Training your dog a release command will really sharpen your dog’s obedience.
Definition: A release command is the command you give your dog when you are finished with the current command.
Example: If you told the dog to sit you would then say “free” to release the dog from sit.
Benefit: The dog learns that they must remain doing their command, such as sit, until you say “free”.
If you don’t have a release command then the dog will typically decide when they are done. This doesn’t always coincide with when you want them to be done ie. A guest comes over and you tell your dog to sit. The dog sits for 5 seconds and then gets up before you want them to.
Silent Stay: By using a release command, the dog assumes they must stay until told otherwise.

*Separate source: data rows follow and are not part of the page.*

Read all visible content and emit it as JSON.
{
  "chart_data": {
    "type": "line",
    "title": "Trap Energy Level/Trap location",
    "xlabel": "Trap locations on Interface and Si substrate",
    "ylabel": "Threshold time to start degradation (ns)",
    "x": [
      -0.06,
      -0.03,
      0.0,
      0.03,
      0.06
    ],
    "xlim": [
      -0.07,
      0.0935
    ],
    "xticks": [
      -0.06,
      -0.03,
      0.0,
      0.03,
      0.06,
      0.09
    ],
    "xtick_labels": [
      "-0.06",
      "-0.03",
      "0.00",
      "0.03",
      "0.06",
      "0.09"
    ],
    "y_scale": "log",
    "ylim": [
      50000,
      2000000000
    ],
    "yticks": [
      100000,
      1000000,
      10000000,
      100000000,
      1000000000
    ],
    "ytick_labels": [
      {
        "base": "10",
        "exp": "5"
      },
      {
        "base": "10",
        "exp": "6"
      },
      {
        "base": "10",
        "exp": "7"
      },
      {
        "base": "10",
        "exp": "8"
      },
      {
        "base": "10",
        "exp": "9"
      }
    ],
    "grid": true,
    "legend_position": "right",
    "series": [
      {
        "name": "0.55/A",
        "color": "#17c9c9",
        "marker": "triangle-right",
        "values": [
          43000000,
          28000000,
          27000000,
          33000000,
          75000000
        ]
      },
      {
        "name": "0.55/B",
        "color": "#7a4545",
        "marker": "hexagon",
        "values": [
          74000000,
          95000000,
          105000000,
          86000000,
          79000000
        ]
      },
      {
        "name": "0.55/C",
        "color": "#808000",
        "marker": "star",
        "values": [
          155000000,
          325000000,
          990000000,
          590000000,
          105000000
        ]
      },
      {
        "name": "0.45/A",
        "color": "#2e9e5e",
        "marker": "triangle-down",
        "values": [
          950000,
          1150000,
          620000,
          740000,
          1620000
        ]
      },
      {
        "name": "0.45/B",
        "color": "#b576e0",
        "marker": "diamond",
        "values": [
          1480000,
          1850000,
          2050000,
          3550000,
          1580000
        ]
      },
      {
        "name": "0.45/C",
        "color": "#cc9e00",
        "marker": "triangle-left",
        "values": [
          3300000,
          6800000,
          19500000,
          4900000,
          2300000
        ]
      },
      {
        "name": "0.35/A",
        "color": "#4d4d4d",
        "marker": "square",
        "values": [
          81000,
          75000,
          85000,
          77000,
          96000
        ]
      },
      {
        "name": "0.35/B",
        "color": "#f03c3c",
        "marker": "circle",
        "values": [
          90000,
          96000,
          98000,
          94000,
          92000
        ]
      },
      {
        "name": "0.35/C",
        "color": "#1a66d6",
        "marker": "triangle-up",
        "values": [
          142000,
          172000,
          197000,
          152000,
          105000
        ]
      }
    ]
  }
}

Some trainers don’t even train the Stay command because it is not necessary.
We still train the Stay command as we find it helps with training.
Why Use “Free” Instead of “Ok”?
Most people say “Ok” to release their dog. We used to use the Ok command as well. We don’t anymore because a person says it way too often in everyday conversation. Not many things in life are Free anymore so you don’t hear that word too often.
Alternatives: Some people like to use “release”, “break”, “all done” or you could choose another or make up a word. Just pick something you don’t say frequently.
It is nice when the dog assumes they were told to do something as opposed to thinking they were released before they were.
Example: Our dog Delta knows her “bed” command meaning she is supposed to go to her bed and stay there until we say “free”. Sometimes she will go to her bed and look as if she wants to be off her bed. My wife will look at me and say “did you tell her to go to her bed?” I will say no and then we say “Delta free” and she is excited and gets off her bed to come see you. It is funny to see the dog’s thought process: “Was I told to go to my bed this time, or did I go there on my own? Can’t remember. I will stay here until I am released”.
Training a Release Command
For things like sit, down, come, and stay we use food to begin training this. To release the dog you will say “free” and toss a piece of kibble on the ground away from them to which the dog will typically get up to go for it.
In the beginning the dog is just getting up because they see food hitting the ground.
You want to wean the dog off using food or seeing something go to the ground to think they are released. For this you will use Core Rule: A to B Rule where you will say “free” and motion like you are going to throw a piece of kibble on the ground away from the dog. The dog may get up to go see. You will then drop the kibble on the ground for the dog. You always say “free” first and begin using less and less of a hand gesture to release the dog.